Concludo il discorso su Di Folco con una piccola nota che riguarda il motivo della sua “discesa in campo”. Ha fatto sapere a mari e monti che voleva impegnarsi per cambiare le cose dal di dentro, perciò entrava a far parte della cordata del presidente Sciannimanico. Ora, dovrebbe gentilmente spiegarci cosa è riuscito a cambiare “dal di dentro”, perché “dal di fuori” mica si riesce a capirlo. Magari, domanda già rivoltagli e rimasta senza risposta, dirci a quante delibere volute da Sciannimanico si è opposto, magari.
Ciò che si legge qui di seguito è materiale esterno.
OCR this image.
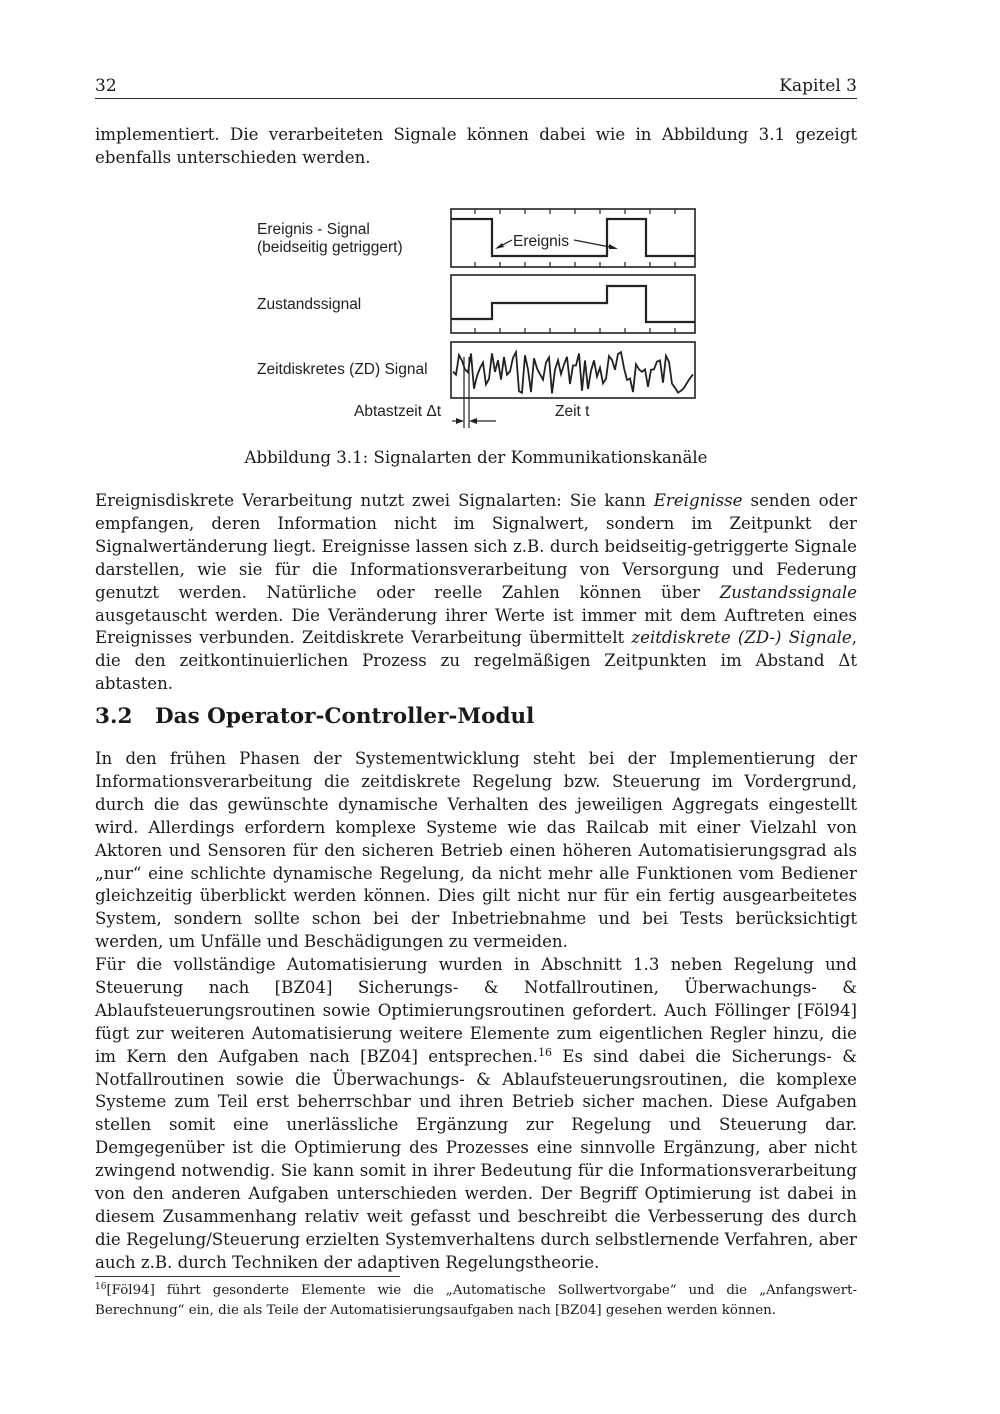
32	Kapitel 3

implementiert. Die verarbeiteten Signale können dabei wie in Abbildung 3.1 gezeigt ebenfalls unterschieden werden.

Ereignis - Signal
(beidseitig getriggert)
Zustandssignal
Zeitdiskretes (ZD) Signal
Abtastzeit Δt	Zeit t
Ereignis
Abbildung 3.1: Signalarten der Kommunikationskanäle

Ereignisdiskrete Verarbeitung nutzt zwei Signalarten: Sie kann Ereignisse senden oder empfangen, deren Information nicht im Signalwert, sondern im Zeitpunkt der Signalwertänderung liegt. Ereignisse lassen sich z.B. durch beidseitig-getriggerte Signale darstellen, wie sie für die Informationsverarbeitung von Versorgung und Federung genutzt werden. Natürliche oder reelle Zahlen können über Zustandssignale ausgetauscht werden. Die Veränderung ihrer Werte ist immer mit dem Auftreten eines Ereignisses verbunden. Zeitdiskrete Verarbeitung übermittelt zeitdiskrete (ZD-) Signale, die den zeitkontinuierlichen Prozess zu regelmäßigen Zeitpunkten im Abstand Δt abtasten.

3.2 Das Operator-Controller-Modul

In den frühen Phasen der Systementwicklung steht bei der Implementierung der Informationsverarbeitung die zeitdiskrete Regelung bzw. Steuerung im Vordergrund, durch die das gewünschte dynamische Verhalten des jeweiligen Aggregats eingestellt wird. Allerdings erfordern komplexe Systeme wie das Railcab mit einer Vielzahl von Aktoren und Sensoren für den sicheren Betrieb einen höheren Automatisierungsgrad als „nur“ eine schlichte dynamische Regelung, da nicht mehr alle Funktionen vom Bediener gleichzeitig überblickt werden können. Dies gilt nicht nur für ein fertig ausgearbeitetes System, sondern sollte schon bei der Inbetriebnahme und bei Tests berücksichtigt werden, um Unfälle und Beschädigungen zu vermeiden.

Für die vollständige Automatisierung wurden in Abschnitt 1.3 neben Regelung und Steuerung nach [BZ04] Sicherungs- & Notfallroutinen, Überwachungs- & Ablaufsteuerungsroutinen sowie Optimierungsroutinen gefordert. Auch Föllinger [Föl94] fügt zur weiteren Automatisierung weitere Elemente zum eigentlichen Regler hinzu, die im Kern den Aufgaben nach [BZ04] entsprechen.$^{16}$ Es sind dabei die Sicherungs- & Notfallroutinen sowie die Überwachungs- & Ablaufsteuerungsroutinen, die komplexe Systeme zum Teil erst beherrschbar und ihren Betrieb sicher machen. Diese Aufgaben stellen somit eine unerlässliche Ergänzung zur Regelung und Steuerung dar. Demgegenüber ist die Optimierung des Prozesses eine sinnvolle Ergänzung, aber nicht zwingend notwendig. Sie kann somit in ihrer Bedeutung für die Informationsverarbeitung von den anderen Aufgaben unterschieden werden. Der Begriff Optimierung ist dabei in diesem Zusammenhang relativ weit gefasst und beschreibt die Verbesserung des durch die Regelung/Steuerung erzielten Systemverhaltens durch selbstlernende Verfahren, aber auch z.B. durch Techniken der adaptiven Regelungstheorie.

$^{16}$[Föl94] führt gesonderte Elemente wie die „Automatische Sollwertvorgabe“ und die „Anfangswert-Berechnung“ ein, die als Teile der Automatisierungsaufgaben nach [BZ04] gesehen werden können.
Perché, se non riesce a cambiare nemmeno una cosa “dal di dentro”, non si riesce a capire perché mai Di Folco si ostini a rimanere nel Consiglio federale. Al massimo, in questa situazione, può solo rivendicare il merito di “spostare i tavoli” in qualche torneo nazionale, ma per fare questo non è necessario essere un consigliere federale. Noi meridionali, in questi casi, diciamo che “s’è incarnato il dente”, significando che si è così attaccati a una cosa che non si riesce più a distaccarsene, ma anche, come sottotraccia, che si è preso così gusto a quella cosa da non riuscire più a lasciarla anche se c’è la possibilità di farlo. Di Folco saprà dire se gli si è incarnato il dente o continuerà a sostenere che sta lavorando “dal di dentro”?

TORNEO MUGNANO

E finalmente chiudo con un breve (ma mi rendo conto che questo aggettivo non mi si addice tanto) intervento sull’ultima nefandezza. Il torneo di Mugnano, definito da tutti il migliore in assoluto negli ultimi anni, non è stato inserito nel nuovo calendario della Fitet. In compenso, ci sono tutti i tornei riconducibili a vicepresidenti federali, consiglieri e società che sostengono Sciannimanico. Complimentoni! Resta da sapere se la base del tennistavolo italiano avrà la forza di ribellarsi. In fondo, si tratta solo di sapere se siamo in un regime o se c’è ancora libertà di scelta. O forse già lo si sa e si preferisce continuare a belare sempre più forte.